Ginkgo biloba comes from a single type of tree, and its seeds are most commonly employed in traditional Chinese medicine. An extract of Ginkgo biloba (EGb 761), has been available in Europe as a herbal extract since the early 1990s. The postulated mechanism of action of Ginkgo is purported to have an antioxidant effect that leads to the destruction of free radicals implicated in cell damage and to increased cerebral blood flow through platelet activation factor inhibition and nitric oxide pathways. In addition to putative antioxidant properties, the extract of ginkgo has been reported to reduce the aggregation of Aβ.43 It also reverses age-related losses in brain alpha 1-adrenergic, 5-HT1A (serotoninergic) and muscarinic receptors, protects against ischemic neuronal death, preserves the function of the hippocampal mossy fiber system, increases hippocampal high-affinity choline uptake, inhibits the down-regulation of hippocampal glucocorticoid receptors, enhances neuronal plasticity and counteracts the cognitive deficits that follow stress or traumatic brain injury.44 The ginkgo extract does not improve cognitive function in healthy elderly individuals.45 Several authors have concluded that Ginkgo biloba appears to be a useful and sensible supplementary medication to treat AD. Although there is a possible improvement of cognitive function, activities of daily living and mood in those with AD, recent results of trials have been inconsistent.46 Ginkgo is rarely prescribed by physicians; nonetheless, it remains a popular remedy and is widely available in drugstores, supermarkets and health food stores without a prescription. As a side-effect, the prolongation of bleeding time has been reported, and there are some case reports of intracerebral hemorrhage.

Mediterranean diet

From a therapeutic aspect, it has been reported that a typical Mediterranean diet, which has received increasing attention in recent years because of converging ecologic, analytical-observational and interventional evidence relating it to lower risk for cardiovascular disease, several forms of cancer and overall mortalities. The Mediterranean diet is characterized by high intake of vegetables, legumes, fruits and cereals; high intake of unsaturated fatty acids (mostly in the form of olive oil), but low intake of saturated fatty acids; a moderately high intake of fish; a low-to-moderate intake of dairy products (mostly cheese or yogurt); a low intake of meat and poultry; and a regular but moderate amount of ethanol, primarily in the form of wine and generally during meals.
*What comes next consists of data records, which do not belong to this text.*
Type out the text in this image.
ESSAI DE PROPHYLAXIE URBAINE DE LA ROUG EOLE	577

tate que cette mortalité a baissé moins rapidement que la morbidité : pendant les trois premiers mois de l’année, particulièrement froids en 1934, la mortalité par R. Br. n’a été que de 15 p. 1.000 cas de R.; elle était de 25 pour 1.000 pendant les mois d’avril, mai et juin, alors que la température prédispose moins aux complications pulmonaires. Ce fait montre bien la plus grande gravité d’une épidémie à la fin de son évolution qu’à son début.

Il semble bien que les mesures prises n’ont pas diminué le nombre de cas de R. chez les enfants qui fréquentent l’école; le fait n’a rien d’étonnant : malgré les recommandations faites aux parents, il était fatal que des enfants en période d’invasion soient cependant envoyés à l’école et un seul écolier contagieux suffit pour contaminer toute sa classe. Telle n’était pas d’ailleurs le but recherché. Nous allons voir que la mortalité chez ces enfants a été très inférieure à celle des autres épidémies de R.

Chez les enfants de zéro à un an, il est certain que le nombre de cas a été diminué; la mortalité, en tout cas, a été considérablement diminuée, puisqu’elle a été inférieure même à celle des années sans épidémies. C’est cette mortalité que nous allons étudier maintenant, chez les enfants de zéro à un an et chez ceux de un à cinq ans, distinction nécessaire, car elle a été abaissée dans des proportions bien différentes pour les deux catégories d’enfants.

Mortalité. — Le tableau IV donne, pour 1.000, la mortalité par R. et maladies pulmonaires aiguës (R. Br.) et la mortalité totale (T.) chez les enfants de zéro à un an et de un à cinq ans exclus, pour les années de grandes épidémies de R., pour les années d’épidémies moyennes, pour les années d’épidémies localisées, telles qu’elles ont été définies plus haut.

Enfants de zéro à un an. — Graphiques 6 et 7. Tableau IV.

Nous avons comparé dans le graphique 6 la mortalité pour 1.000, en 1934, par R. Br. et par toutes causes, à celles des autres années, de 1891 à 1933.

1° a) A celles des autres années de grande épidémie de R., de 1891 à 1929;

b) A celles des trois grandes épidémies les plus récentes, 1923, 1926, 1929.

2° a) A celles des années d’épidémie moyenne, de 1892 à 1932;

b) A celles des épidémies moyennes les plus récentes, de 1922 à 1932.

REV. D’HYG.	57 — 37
Recently, a community-based prospective study in New York conducted intervention study using the Mediterranean diet and showed the following findings:6 higher adherence to the diet was associated with lower risk for AD (hazard ratio, 0.91; 95% confidence interval, 0.83–0.98; P = 0.015) and compared with subjects in the lowest diet tertile, subjects in the middle tertile had a hazard ration of 0.85 (95% confidence interval, 0.63–1.16) and those at the highest tertile had a hazard ratio of 0.60 (95% confidence interval. 0.42–0.87) for AD (P for trend = 0.007). Thus this study indicates that higher adherence to the diet is associated with lower risk of AD development.


Taking all of the findings described above, the nutritive intervention to delay and prevent AD is the challenge. For this purpose, we should conduct trials using some foods and supplements on individuals without any signs of dementia, or those with MCI, over a long period of time.